August 15, 2012
RTI International to Develop Waterless Toilet that Processes, Recycles, and Disinfects Waste
- RTI International will develop a toilet that converts human waste into burnable fuel, stored energy and disinfected, non-potable water
- Novel waste treatment system could help improve public health and quality of life among people in developing nations
- The system will not require piped-in water, a sewer connection or outside electricity
- The grant is part of the Bill & Melinda Gates Foundation's Reinvent the Toilet Challenge
- Lisa Bistreich-Wolfe
- Kami Spangenberg
RESEARCH TRIANGLE PARK, N.C. – RTI International has been awarded a grant from the Bill & Melinda Gates Foundation to develop a toilet for use in developing nations that converts human waste into burnable fuel, stored energy and disinfected, non-potable water.
The novel waste treatment system could significantly improve public health and quality of life among people in less developed countries.
RTI will partner with Duke University, Colorado State University, NASA’s Ames Research Center and the U.S. Naval Research Laboratory to develop a prototype of this safe, sanitary and affordable waste treatment system.
The $1.3 million grant is part of the second round of the Bill & Melinda Gates Foundation’s Reinvent the Toilet Challenge, which supports efforts to create a stand-alone unit that does not require piped-in water, a sewer connection or outside electricity. To qualify, the toilet units must cost no more than 5 cents per person per day and be easy to install, use and maintain.

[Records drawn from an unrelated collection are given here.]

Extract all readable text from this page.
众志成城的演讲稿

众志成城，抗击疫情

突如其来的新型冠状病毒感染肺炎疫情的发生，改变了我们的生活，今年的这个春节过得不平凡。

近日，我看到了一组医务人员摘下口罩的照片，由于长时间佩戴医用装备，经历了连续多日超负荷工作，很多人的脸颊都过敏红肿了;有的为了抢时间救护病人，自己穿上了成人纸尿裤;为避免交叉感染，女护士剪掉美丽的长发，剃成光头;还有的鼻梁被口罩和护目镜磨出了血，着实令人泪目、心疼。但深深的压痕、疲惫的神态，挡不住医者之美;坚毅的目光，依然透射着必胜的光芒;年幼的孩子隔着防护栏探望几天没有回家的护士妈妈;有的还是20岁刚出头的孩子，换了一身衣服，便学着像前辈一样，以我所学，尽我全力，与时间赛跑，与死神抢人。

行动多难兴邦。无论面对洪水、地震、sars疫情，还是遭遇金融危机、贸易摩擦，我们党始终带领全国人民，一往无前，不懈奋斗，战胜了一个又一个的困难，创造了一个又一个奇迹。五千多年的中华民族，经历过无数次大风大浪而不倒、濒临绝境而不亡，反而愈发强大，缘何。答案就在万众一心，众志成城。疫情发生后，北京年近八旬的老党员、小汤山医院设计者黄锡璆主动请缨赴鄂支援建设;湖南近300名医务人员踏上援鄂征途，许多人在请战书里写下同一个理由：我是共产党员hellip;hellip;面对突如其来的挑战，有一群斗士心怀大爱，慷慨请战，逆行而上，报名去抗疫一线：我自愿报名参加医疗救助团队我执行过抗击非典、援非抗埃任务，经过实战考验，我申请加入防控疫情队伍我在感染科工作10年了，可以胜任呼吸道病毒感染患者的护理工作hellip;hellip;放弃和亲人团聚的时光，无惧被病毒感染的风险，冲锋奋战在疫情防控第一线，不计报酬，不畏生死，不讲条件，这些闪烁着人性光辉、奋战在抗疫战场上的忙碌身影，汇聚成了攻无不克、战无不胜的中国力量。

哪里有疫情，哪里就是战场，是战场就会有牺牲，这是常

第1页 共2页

RTI’s design will accomplish three primary functions: disinfect liquid waste, dry and burn solid waste, and convert the resulting combustion energy into stored electricity. The system also includes innovations to improve operational utility, energy efficiency and cost.
“More than 2 billion people worldwide do not have access to safe and effective sanitation,” said Brian Stoner, Ph.D., a senior fellow in materials and electronic technologies at RTI and principal investigator on the project. “This unique design offers solutions to several problems that have plagued developing nations by providing a toilet that effectively disposes of waste without requiring outside resources. It will also have the capacity to capture and recycle water, energy and other valuable resources that are in human waste.”

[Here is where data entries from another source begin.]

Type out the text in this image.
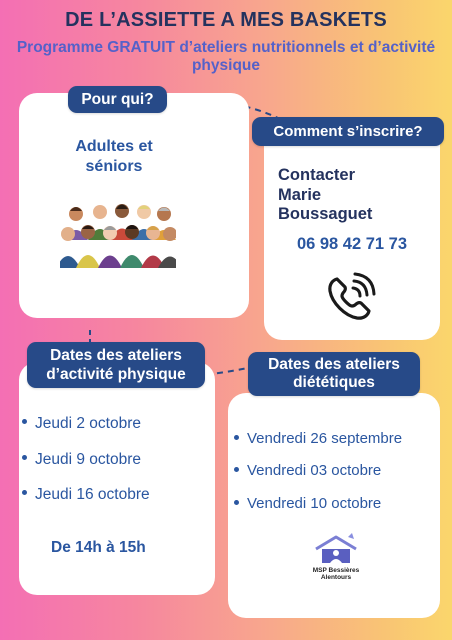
DE L’ASSIETTE A MES BASKETS
Programme GRATUIT d’ateliers nutritionnels et d’activité physique
Adultes et
séniors	Contacter
Marie
Boussaguet
06 98 42 71 73
Jeudi 2 octobre
Jeudi 9 octobre
Jeudi 16 octobre
De 14h à 15h
Vendredi 26 septembre
Vendredi 03 octobre
Vendredi 10 octobre
MSP Bessières
Alentours
Pour qui?
Comment s’inscrire?
Dates des ateliers
d’activité physique
Dates des ateliers
diététiques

The team will work closely with researchers at NASA to leverage decades of research and experience in developing waste treatment systems for spaces with similar limitations on energy and water usage.

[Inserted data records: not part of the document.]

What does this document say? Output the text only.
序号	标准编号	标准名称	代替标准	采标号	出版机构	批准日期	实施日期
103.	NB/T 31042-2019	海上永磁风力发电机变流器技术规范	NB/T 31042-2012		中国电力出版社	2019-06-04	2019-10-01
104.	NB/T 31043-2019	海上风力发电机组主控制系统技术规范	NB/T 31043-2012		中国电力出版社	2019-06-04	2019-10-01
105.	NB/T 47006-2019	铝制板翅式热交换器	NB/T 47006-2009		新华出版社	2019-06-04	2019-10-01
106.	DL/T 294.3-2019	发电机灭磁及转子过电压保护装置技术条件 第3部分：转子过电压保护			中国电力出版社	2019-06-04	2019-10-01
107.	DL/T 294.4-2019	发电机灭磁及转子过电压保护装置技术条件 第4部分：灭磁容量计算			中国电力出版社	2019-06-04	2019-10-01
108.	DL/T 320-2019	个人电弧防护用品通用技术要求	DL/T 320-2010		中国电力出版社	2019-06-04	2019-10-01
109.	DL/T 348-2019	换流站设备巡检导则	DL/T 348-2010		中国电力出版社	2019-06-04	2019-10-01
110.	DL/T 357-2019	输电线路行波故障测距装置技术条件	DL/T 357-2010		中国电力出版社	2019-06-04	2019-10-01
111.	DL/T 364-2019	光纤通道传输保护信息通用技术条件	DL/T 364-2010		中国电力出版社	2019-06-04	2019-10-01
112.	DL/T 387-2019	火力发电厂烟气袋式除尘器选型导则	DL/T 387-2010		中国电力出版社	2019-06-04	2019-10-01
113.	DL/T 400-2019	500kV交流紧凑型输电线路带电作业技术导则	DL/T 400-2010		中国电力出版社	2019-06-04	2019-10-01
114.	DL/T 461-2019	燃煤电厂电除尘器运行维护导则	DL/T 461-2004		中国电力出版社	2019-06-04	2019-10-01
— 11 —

The solid waste drying process will use a combination of mechanical, solar and thermal energy. A mechanical screw-like device will separate out liquids and begin the process of converting solid waste into combustion fuel. Solar energy, natural drafts and heat from burning waste will further aid the drying process.
As it dries, the waste will be broken down into uniform-sized pellets, which will be burned using the RTI-developed Thermoelectric Enhanced Cookstove Add-on device, a self-powered unit that captures a portion of heat and converts it into electricity. This electricity will run a combustion blower and be stored in a battery to power the water treatment functions.
Liquid waste—including urine and liquid that is removed from the solid waste—will be disinfected through electrochemical processes using diamond-based electrodes (to be developed in partnership with Advanced Diamond Technologies, Inc. and Duke University). The disinfected water will be suitable for use as rinse water for the toilet or as fertilizer.
“The proposed system will take advantage of current best practices in waste management while leveraging recent innovations in electrochemical disinfection technology employing robust, low cost, conducting diamond, thin film electrodes,” said Jeff Glass, Ph.D., of Duke University, a co-investigator and technical lead for the liquid disinfection module.
RTI will also partner with Duke’s Master of Engineering Management program, leading a team of students to conduct energy balance and economic feasibility studies.
“This project is ideal for our students because it requires development of cutting edge technologies while simultaneously considering social adoption and economic feasibility issues for resource-poor environments,”said Glass, who is a faculty director of Duke’s MEM program. “Our MEM students bring a combination of engineering and business skills to the project along with a strong desire to have a positive impact on society, especially the developing world.”
“This project will build on RTI’s successful history of working with university, government and commercial partners in programs ranging from defense technology to global health and public policy,” Stoner said. “One of the primary strengths of our team is the integrated expertise that was assembled to tackle this very ambitious and worthwhile problem. Our team includes experts in engineering, water and sanitation, energy, and economics who have the knowledge and resources needed to transition these innovative concepts from the laboratory to prototype demonstration.”